L’écologie en tant que réflexion politique souffre d’un certain nombre de handicaps.
- L’écologie a longtemps eu une image de « gens pas sérieux », ou s’est identifiée à une utopie de retour à la nature mère nourricière et bienveillante en opposition au progrès scientifique et technique.
- L’écologie implique une vision cohérente à long terme alors que la mode est au surf, à l’immédiat, à l’apparence.
- L’impact écologique planétaire est un fait nouveau et peu perceptible (avant, nous vivions dans un monde « infini » qui absorbait tout ce que nous rejetions, notre impact ne posait pas vraiment problème à nos yeux) ; l’existence du problème n’est donc pas encore un fait acquis.
- A première vue, l’écologie s’oppose à la croissance économique et l’on privilégie invariablement la croissance dans l’offre politique : c’est vrai dans le modèle actuel qui est basé sur des énergies polluantes et qui est expansionniste en terme de territoire, mais ce n’est absolument pas une fatalité. Déjà certains modèles comptables intègrent le surcoût de la pollution.
- L’écologie s’oppose à des choix de société assez récents : c’est vrai en matière d’urbanisme, de transport, de développements énergivores, … mais là aussi, ce n’est pas une fatalité : de nouvelles solutions écologiques peuvent apporter un progrès social (désenclaver un territoire par le développement de transports en communs ou la production d’énergie renouvelable par exemple).

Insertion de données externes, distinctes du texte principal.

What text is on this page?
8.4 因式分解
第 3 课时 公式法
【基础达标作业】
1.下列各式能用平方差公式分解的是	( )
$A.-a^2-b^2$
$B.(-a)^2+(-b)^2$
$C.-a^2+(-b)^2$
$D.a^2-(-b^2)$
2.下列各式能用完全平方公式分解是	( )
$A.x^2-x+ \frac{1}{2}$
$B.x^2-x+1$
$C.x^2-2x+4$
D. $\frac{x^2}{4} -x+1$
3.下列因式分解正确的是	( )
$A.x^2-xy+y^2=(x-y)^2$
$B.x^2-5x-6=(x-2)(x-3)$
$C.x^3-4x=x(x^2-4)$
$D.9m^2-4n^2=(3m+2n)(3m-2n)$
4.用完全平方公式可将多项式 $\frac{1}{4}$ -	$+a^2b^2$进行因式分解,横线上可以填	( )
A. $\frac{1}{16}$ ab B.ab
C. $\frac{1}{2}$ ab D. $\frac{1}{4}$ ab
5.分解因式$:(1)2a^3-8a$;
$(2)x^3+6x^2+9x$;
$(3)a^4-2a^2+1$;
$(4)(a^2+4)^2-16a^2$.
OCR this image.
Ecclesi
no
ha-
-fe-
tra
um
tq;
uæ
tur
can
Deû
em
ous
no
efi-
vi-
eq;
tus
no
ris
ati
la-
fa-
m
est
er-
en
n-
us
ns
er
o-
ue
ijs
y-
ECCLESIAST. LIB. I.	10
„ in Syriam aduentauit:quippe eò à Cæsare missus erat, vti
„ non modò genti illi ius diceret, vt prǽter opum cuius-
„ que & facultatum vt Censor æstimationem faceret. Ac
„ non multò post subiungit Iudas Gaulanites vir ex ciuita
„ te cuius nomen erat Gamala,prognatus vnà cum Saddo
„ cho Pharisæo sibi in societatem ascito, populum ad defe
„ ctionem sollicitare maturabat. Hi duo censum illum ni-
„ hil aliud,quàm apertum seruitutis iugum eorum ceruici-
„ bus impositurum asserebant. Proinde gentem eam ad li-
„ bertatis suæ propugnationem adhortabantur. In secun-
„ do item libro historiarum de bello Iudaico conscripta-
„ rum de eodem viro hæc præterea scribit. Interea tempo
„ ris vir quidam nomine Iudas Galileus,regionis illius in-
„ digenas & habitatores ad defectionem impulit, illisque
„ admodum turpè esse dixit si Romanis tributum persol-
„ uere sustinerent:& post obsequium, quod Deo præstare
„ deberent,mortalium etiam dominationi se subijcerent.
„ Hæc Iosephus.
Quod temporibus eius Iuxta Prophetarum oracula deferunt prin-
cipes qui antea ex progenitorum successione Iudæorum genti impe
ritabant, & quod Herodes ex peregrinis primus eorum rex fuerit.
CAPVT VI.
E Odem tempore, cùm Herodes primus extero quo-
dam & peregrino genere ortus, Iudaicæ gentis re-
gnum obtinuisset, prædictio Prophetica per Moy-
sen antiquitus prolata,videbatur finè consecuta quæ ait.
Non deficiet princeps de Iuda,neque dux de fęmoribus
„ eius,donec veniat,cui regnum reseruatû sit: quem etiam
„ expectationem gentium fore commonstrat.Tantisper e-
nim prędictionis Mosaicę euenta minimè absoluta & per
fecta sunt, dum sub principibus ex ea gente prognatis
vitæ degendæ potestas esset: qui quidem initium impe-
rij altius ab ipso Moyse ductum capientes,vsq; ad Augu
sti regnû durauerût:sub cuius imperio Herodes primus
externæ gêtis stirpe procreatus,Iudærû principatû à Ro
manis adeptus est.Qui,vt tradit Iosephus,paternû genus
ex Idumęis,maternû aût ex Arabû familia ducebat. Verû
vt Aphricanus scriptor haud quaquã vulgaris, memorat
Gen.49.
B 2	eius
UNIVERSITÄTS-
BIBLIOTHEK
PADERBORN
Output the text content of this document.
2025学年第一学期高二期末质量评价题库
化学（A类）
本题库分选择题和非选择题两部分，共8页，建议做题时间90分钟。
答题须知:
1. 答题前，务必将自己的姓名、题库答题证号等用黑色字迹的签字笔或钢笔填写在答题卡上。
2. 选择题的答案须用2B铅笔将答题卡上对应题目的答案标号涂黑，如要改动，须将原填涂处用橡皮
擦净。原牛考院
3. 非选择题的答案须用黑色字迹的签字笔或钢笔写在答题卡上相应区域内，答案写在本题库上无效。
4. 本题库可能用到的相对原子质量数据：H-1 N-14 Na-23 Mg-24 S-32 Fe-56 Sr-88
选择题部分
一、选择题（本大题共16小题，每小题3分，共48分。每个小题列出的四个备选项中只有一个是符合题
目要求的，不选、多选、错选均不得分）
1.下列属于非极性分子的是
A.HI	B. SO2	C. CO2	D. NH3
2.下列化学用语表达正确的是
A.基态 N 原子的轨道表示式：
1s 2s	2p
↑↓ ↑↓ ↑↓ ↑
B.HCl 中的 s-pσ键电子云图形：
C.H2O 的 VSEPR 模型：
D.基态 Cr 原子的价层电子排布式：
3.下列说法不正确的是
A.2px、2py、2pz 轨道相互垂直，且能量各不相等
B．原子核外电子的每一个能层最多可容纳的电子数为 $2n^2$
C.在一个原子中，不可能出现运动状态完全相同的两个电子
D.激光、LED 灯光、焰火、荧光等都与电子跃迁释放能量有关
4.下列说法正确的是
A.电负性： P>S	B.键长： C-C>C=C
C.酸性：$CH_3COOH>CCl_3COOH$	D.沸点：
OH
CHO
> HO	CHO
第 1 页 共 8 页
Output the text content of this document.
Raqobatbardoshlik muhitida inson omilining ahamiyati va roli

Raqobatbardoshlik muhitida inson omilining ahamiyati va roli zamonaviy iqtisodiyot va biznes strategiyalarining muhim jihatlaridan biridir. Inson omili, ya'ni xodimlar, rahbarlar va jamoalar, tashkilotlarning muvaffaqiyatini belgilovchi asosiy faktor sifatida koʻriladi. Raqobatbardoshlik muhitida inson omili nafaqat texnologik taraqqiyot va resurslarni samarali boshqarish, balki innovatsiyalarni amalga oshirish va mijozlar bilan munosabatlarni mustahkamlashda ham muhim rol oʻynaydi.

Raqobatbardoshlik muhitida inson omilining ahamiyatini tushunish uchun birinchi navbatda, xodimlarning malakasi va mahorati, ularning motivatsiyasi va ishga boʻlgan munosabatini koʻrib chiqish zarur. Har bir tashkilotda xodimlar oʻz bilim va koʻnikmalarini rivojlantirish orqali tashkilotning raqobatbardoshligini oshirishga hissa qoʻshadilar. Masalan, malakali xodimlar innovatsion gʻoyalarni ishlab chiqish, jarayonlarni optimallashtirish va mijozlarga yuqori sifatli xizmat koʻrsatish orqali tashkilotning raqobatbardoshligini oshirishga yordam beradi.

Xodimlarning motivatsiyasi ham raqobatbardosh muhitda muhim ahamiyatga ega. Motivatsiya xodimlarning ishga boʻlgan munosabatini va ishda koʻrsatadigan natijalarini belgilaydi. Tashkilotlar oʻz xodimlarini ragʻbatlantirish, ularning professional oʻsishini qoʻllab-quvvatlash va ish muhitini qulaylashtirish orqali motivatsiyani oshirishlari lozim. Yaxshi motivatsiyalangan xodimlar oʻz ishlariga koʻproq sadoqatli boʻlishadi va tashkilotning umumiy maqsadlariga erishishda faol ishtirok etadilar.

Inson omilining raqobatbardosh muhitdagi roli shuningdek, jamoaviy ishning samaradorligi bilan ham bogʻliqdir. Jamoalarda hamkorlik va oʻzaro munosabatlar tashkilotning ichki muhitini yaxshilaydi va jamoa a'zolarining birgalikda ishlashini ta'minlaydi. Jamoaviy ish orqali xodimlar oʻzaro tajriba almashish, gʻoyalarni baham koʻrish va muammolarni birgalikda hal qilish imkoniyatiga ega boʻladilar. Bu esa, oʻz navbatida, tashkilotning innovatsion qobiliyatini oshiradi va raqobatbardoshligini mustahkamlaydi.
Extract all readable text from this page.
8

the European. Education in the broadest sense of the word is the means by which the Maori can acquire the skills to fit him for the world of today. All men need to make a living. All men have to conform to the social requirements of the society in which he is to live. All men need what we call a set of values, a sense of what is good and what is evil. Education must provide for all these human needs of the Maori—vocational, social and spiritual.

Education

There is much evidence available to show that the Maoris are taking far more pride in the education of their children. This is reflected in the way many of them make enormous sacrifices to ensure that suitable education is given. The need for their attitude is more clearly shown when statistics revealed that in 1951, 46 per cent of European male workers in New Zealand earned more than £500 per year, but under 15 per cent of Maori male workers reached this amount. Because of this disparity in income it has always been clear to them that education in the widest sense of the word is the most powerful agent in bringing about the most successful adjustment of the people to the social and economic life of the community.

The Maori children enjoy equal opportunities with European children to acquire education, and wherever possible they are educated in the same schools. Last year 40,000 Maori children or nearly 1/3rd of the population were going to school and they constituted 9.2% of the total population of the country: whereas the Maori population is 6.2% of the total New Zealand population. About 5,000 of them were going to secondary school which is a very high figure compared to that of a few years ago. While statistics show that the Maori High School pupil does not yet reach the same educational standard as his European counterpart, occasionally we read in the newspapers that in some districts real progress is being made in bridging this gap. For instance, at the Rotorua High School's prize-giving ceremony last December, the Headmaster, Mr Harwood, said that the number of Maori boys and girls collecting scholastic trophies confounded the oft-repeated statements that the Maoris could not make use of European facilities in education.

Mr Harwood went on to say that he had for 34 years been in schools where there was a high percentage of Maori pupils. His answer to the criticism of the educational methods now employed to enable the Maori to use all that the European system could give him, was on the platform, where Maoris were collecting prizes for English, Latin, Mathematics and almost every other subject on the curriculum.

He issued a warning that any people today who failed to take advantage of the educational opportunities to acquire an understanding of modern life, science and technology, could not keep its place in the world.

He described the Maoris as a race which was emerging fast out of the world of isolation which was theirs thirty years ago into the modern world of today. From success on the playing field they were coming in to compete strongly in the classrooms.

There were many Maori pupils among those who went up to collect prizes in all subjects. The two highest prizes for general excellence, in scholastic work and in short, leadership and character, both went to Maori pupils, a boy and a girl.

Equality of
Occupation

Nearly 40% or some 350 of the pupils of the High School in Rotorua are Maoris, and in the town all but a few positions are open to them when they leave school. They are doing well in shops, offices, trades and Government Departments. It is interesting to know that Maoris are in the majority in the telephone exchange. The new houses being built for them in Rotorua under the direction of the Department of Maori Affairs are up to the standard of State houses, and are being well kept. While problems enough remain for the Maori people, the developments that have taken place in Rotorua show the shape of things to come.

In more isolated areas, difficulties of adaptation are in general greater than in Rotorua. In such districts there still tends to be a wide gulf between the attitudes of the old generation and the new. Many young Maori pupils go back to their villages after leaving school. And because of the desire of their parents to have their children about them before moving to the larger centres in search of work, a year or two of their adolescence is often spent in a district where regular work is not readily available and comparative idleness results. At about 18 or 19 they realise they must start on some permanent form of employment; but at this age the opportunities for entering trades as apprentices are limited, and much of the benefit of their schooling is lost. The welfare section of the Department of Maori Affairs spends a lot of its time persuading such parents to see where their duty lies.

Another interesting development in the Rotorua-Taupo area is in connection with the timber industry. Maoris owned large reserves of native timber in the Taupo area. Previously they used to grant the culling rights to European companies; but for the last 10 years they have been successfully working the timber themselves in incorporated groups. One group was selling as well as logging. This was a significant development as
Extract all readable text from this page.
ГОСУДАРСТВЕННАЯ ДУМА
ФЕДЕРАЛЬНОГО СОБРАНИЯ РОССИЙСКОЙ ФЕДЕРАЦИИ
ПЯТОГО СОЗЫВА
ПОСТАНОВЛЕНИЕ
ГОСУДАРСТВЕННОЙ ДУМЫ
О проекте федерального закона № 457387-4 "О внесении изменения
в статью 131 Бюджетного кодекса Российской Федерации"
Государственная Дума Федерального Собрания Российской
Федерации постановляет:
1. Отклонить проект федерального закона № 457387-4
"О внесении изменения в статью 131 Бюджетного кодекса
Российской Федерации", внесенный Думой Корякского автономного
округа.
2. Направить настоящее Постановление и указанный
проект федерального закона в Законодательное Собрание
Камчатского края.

- Dans l’esprit des gens, l’écologie est un problème finalement mal défini, qui inclut informellement le changement climatique (voire la rupture climatique), la pression de nos sociétés sur les écosystèmes qui induit une diminution de la biodiversité, des changements des équilibres chimiques de l’air, de l’eau et du sol. Mais elle inclut tout aussi bien la protection des espaces et des paysages naturels ou cultivés, ou la remise en cause de pratiques socioculturelles comme la chasse.
- Cela tient plus de l’inventaire à la Prévert que d’une définition rigoureuse d’un problème.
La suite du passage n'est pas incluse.